Try explaining the British university admissions system to a foreigner. They look at you as if you’re mad.
‘What you do is, you apply to university in January on the basis of what your teacher thinks you will get in a series of cliff-edge exams you sit in May/June called A-levels. Only once you get your results in mid-August – which is to say, about a month before you’re due to start – is your place at university confirmed. But that’s only if you’ve actually achieved your predicted grades. If you haven’t, you go into this thing called ‘clearing’ where you scrabble around trying to pick up places that might have fallen free…’
Perhaps the kindest way to describe our universities admissions system is ‘archaic’. Another way would be to describe it as a huge brake on the life-chances of too many of our young people. And somehow that brake has remained in place for years.
Perhaps the kindest way to describe our universities admissions system is ‘archaic’
The system’s failings are multiple. It’s messy in the extreme, it’s dependent on grades predicted by teachers who are always, to a certain extent, going to be playing astrology in this regard. And the clearing process encourages many students to make decisions that will affect the rest of their lives almost on a whim, and certainly in breathless haste.
Most concerning, however, is the fact that the use of predicted grades most actively hinders those applicants from deprived communities. Research by the Sutton Trust, the social mobility charity that I founded and chair, has shown that schools unconsciously predict lesser outcomes for their poorest students than they achieve on results day – and in-so-doing lower their sights in terms of the kind of universities they apply to.
Britain is, believe it or not, the only country out of 32 OECD countries that uses such a system – and therefore the only country whose students suffer the dismal consequences of its failings.
Yet it could so easily be otherwise. Reform options exist, have been discussed and debated over many years, and would not be hugely challenging to implement. All that is required is for exams to be taken a few weeks earlier, for the marking of exams to be sped up, and for the start of Freshers Week to be marginally delayed.

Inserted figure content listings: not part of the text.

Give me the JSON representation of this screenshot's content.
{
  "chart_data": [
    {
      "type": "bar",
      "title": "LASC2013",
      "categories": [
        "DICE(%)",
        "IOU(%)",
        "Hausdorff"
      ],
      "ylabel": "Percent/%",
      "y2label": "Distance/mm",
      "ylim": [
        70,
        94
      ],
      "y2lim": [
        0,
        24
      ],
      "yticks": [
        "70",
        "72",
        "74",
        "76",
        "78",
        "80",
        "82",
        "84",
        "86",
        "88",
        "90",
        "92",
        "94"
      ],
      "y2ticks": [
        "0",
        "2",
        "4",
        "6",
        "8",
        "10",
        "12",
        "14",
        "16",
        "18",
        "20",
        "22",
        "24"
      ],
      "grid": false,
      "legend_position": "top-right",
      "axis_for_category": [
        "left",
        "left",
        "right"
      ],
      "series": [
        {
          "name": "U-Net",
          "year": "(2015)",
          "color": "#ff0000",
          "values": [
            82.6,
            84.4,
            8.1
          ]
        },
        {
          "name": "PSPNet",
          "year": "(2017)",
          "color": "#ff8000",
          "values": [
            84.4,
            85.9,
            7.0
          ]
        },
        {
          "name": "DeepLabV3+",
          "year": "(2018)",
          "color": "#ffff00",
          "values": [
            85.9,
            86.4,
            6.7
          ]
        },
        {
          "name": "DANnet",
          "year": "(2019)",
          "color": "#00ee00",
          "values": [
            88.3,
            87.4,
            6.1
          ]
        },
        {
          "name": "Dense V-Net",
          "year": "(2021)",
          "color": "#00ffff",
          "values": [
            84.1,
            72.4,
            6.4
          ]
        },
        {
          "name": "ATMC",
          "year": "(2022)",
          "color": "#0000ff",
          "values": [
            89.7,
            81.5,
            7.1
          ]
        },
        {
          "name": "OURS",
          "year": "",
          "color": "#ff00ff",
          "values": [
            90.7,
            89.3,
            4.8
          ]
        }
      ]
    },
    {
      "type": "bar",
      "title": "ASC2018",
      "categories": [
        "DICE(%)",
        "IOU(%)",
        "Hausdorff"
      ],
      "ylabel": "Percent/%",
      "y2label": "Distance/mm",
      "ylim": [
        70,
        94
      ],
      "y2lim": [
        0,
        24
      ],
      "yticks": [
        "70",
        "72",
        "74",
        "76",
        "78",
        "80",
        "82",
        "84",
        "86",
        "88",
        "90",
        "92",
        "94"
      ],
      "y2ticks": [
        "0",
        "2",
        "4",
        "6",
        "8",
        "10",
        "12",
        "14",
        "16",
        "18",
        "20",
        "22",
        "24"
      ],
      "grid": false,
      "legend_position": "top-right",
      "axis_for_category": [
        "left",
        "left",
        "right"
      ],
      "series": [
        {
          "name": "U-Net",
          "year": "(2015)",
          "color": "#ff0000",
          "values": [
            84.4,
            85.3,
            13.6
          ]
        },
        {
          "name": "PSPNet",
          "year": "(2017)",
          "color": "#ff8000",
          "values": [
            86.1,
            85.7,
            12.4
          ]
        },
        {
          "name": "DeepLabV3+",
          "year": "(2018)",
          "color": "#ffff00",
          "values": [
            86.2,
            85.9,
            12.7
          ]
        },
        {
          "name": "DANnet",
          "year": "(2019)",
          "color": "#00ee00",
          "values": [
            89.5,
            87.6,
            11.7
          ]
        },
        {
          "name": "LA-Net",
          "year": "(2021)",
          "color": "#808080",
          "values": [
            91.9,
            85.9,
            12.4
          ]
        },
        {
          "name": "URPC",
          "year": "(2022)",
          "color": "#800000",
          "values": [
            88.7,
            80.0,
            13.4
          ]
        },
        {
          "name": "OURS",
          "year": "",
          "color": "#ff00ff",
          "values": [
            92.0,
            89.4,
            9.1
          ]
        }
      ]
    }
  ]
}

That slightly shifted approach – known as post-qualification applications (PQA) – would allow grades to be handed out in time for students to apply to university with the qualifications they have actually achieved; and it would allow universities to make offers based on actual grades, not predicted grades. It’s not complicated.
And yet for years nothing has happened. The intransigence and immovability of the major players is quite breath-taking. The determined refusal, for example, of the exam boards to embrace the digital revolution and mark exam scripts in a slightly speedier timeframe than the one set out decades ago is, frankly, unfathomable. A senior education figure once said to me that they had ‘never seen grown-ups behave in their own self-interest to this extent at the expense of young people’.
And so I was delighted when, with the burning embers of the exam system glowing all around him, the education secretary Gavin Williamson declared at the end of last year that he would consult on finally abolishing our university admissions system and would look to replace it with PQA.
So far so good – or so it seemed. But we now hear worrying reports that the sector is trying to dilute the reforms and push through something called Post-Qualification Offers. Such a fudge would be worse than disappointing. Under this half-way house, students would still be expected to apply to university in advance of their results and would therefore still be tied to the lottery of predicted grades. Such a system would also not do away with the need for a version of clearing and its associated bunfight.
The exam system in the two years since Covid has been a rolling car crash. But as we pick through the wreckage and attempt to rebuild, there is a golden opportunity to finally bring in a system that allows young people to apply for university with their real grades.
To skate past this chance would be a huge error. This A-level results day we must renew our commitment to making clearing a thing of the past.